NFV is also becoming the preferred enabler of containerisation
As containers are dynamic and short-lived, traffic flow is unpredictable. Once started, it needs to be registered in some directory; when it’s ‘killed’, everyone needs to be informed through a service discovery layer and processes that run on the console, using tools like CoreOS.
[easy-tweet tweet=”As containers are dynamic and short-lived, traffic flow is unpredictable.” hashtags=”tech, cloud”]
The Kubernetes networking model requires containers that communicate with network nodes and one another directly, and that a container sees itself as the same IP that others see it as. In Kubernetes, all containers within a pod share the same IP address and must use the localhost construct to communicate with one another.
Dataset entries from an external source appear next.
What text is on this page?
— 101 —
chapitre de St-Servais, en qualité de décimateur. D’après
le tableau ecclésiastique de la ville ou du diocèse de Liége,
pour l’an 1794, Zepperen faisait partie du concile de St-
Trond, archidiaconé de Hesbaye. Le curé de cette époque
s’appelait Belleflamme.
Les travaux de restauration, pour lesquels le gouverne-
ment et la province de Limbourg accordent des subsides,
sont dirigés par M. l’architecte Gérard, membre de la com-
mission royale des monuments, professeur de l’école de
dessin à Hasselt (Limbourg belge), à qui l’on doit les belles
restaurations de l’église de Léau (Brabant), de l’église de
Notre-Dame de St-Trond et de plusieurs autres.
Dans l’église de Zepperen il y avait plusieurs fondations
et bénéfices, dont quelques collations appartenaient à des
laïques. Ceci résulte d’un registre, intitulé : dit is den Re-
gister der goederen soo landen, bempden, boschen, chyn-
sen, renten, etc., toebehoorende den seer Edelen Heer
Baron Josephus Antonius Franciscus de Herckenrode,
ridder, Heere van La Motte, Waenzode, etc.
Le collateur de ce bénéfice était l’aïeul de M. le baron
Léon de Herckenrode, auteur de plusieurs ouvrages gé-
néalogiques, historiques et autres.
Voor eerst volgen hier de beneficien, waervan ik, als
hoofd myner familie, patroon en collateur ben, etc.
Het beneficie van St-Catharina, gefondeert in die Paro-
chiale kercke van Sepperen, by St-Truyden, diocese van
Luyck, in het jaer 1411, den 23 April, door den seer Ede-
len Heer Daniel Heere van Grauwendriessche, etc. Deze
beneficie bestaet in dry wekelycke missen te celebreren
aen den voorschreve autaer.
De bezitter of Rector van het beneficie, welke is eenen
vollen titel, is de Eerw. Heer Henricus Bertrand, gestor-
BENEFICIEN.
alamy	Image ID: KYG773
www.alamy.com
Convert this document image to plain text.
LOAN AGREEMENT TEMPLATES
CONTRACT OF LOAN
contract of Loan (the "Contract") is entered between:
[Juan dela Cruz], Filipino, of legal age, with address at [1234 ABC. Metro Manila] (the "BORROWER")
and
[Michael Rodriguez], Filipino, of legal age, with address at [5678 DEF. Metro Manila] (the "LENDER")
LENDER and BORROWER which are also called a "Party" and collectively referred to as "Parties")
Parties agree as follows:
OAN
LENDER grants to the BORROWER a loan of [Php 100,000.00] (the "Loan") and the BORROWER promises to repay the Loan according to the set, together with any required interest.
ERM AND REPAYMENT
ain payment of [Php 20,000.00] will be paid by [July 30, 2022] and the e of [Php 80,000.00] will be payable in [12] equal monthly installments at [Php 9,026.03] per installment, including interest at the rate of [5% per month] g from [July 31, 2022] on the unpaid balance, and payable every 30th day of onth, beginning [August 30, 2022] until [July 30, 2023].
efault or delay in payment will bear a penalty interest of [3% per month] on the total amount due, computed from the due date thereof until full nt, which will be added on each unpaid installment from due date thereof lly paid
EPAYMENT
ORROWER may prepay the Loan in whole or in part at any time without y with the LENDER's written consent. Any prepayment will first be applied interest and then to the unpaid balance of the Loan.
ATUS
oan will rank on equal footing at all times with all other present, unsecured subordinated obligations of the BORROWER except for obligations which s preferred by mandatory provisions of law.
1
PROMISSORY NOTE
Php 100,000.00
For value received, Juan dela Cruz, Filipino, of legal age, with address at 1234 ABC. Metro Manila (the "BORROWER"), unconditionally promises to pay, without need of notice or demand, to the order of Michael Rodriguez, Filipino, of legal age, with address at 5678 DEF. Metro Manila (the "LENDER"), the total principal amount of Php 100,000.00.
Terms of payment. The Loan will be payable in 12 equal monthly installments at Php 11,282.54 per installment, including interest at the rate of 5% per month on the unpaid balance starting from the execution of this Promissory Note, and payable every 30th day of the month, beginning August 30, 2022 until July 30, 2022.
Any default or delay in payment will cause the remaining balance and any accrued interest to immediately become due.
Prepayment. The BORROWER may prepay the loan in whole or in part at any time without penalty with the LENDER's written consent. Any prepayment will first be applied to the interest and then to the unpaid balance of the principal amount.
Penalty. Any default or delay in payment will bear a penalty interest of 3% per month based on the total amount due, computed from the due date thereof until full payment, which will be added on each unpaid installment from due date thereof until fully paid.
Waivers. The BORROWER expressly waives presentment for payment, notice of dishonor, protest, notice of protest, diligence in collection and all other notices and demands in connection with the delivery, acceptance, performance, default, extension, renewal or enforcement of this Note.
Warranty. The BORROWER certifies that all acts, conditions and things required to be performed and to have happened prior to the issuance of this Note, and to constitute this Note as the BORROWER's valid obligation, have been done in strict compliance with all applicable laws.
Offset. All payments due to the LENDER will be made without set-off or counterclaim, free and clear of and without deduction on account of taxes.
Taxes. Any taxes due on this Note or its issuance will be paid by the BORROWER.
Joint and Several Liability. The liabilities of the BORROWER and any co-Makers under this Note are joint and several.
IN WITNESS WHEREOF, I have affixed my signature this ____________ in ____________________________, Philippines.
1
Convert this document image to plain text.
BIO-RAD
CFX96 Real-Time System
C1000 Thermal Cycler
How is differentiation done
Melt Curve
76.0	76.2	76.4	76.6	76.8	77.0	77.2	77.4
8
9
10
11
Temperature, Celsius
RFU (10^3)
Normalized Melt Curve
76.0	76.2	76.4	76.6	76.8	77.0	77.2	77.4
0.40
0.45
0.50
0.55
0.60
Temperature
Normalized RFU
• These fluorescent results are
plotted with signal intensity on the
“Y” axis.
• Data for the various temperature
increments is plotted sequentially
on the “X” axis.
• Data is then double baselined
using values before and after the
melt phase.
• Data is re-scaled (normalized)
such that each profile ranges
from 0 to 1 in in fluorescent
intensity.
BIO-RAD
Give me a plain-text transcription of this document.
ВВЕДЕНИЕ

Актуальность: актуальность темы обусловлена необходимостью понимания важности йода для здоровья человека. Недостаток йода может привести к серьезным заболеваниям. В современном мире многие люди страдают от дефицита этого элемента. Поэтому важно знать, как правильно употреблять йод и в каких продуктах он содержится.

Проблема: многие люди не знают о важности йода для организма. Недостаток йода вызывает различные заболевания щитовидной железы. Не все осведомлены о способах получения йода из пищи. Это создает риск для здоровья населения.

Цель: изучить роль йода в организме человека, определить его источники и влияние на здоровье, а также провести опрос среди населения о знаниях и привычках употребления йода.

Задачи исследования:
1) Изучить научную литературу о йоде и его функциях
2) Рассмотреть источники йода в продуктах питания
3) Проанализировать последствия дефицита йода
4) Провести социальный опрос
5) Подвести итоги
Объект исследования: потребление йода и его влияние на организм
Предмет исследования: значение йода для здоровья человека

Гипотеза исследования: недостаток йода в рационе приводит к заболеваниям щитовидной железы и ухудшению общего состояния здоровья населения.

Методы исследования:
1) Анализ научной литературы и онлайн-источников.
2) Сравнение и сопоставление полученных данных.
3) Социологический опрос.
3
These containerisation networking challenges can be approached from Docker networking options, container-centric options, to SDN, and NFV. However, accepting that a greenfield Docker deployment is less likely than a hybrid deployment and the container is to run alongside existing Virtual Machine implementations, the NFV approach is most likely to address containerisation networking challenges.
The rate in which technology is evolving makes it challenging to predict the future, but the adoption of hybrid cloud is clearly on the rise. Despite the numerous challenges that will be met along the way, if done right, it can provide organisations with the ability to alternate between dedicated resources, harnessing the security of a private cloud and the flexibility of public cloud services, thus forming an ideal solution to meet ever increasing IT expectations and demands.